Palestinian fighters fired anti-tank missiles, set off explosive devices and hurled grenades at Israeli troops during an overnight battle, the IDF said.

It said soldiers returned fire and called in artillery, as well as strikes from a helicopter and a naval ship. The report could not be independently confirmed.

Israel has so far stopped short of an rapid, overwhelming all-out ground assault on Gaza that many expected and feared.

However, the satellite images still demonstrate a significant ground force. 

With no end in sight after weeks of heavy fighting, U.S. and Arab mediators intensified efforts to ease Israel’s siege of the Hamas-ruled enclave and called for at least a brief halt to the hostilities in order to aid civilians.

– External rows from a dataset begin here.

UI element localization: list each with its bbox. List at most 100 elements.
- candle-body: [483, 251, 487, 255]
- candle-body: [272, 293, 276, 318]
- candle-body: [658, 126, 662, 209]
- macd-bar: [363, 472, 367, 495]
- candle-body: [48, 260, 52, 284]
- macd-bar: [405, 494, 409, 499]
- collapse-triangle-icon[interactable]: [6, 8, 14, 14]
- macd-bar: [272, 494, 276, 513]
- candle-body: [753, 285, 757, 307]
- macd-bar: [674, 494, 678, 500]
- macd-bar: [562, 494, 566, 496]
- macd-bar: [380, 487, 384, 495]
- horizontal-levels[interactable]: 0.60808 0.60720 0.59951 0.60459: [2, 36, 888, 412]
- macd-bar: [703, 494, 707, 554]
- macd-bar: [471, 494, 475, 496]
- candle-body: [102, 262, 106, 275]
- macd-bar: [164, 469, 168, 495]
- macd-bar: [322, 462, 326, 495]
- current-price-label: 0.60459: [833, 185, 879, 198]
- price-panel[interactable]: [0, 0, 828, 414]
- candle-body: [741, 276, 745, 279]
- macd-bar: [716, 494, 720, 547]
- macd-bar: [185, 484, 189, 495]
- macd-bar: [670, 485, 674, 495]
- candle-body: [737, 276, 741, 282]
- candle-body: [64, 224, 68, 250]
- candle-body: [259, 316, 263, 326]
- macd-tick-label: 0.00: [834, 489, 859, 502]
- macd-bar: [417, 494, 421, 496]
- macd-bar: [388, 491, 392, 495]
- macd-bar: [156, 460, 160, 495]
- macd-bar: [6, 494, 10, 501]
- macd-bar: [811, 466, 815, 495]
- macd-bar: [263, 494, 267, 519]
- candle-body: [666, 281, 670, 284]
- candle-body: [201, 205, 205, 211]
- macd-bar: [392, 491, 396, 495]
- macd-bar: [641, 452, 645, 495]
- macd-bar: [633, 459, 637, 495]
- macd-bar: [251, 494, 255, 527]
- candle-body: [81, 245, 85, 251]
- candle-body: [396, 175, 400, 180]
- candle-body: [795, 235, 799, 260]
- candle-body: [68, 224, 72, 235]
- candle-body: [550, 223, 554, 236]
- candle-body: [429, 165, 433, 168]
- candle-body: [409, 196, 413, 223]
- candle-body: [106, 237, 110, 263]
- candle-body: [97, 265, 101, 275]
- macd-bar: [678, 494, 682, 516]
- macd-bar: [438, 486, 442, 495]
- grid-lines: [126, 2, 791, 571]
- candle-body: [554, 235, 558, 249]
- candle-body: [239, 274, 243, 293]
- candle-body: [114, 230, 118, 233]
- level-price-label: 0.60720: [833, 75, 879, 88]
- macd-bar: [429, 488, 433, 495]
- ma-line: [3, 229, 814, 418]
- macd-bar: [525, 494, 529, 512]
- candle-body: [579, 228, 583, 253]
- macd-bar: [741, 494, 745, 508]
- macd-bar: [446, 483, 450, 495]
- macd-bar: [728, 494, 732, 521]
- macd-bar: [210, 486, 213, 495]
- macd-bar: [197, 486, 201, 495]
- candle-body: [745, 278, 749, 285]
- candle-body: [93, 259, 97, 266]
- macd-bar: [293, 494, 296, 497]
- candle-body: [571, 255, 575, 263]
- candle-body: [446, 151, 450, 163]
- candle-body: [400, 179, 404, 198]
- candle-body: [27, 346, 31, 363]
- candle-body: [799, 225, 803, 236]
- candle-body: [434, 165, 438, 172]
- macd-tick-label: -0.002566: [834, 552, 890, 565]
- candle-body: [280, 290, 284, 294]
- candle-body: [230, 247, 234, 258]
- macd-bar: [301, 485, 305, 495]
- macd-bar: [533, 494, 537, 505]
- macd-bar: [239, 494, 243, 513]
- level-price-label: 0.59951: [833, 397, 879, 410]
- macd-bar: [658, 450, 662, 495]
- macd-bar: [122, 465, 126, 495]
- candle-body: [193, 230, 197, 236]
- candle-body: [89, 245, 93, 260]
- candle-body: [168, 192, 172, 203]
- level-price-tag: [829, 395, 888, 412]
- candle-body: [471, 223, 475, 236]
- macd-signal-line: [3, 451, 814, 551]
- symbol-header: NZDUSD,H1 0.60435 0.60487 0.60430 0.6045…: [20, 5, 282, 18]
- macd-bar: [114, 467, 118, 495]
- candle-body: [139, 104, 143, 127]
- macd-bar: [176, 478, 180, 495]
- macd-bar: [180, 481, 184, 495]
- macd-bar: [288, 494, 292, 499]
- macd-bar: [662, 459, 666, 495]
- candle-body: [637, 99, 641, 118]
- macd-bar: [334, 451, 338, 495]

Arab countries, including those allied with the U.S. and at peace with Israel, have expressed mounting unease with the war. Jordan recalled its ambassador from Israel and told Israel’s envoy to remain out of the country until there’s a halt to the war and the ‘humanitarian catastrophe’ it is causing.

More than 3,700 Palestinian children have been killed in 25 days of fighting, and bombings have driven more than half the territory’s 2.3 million people from their homes, while food, water and fuel run low.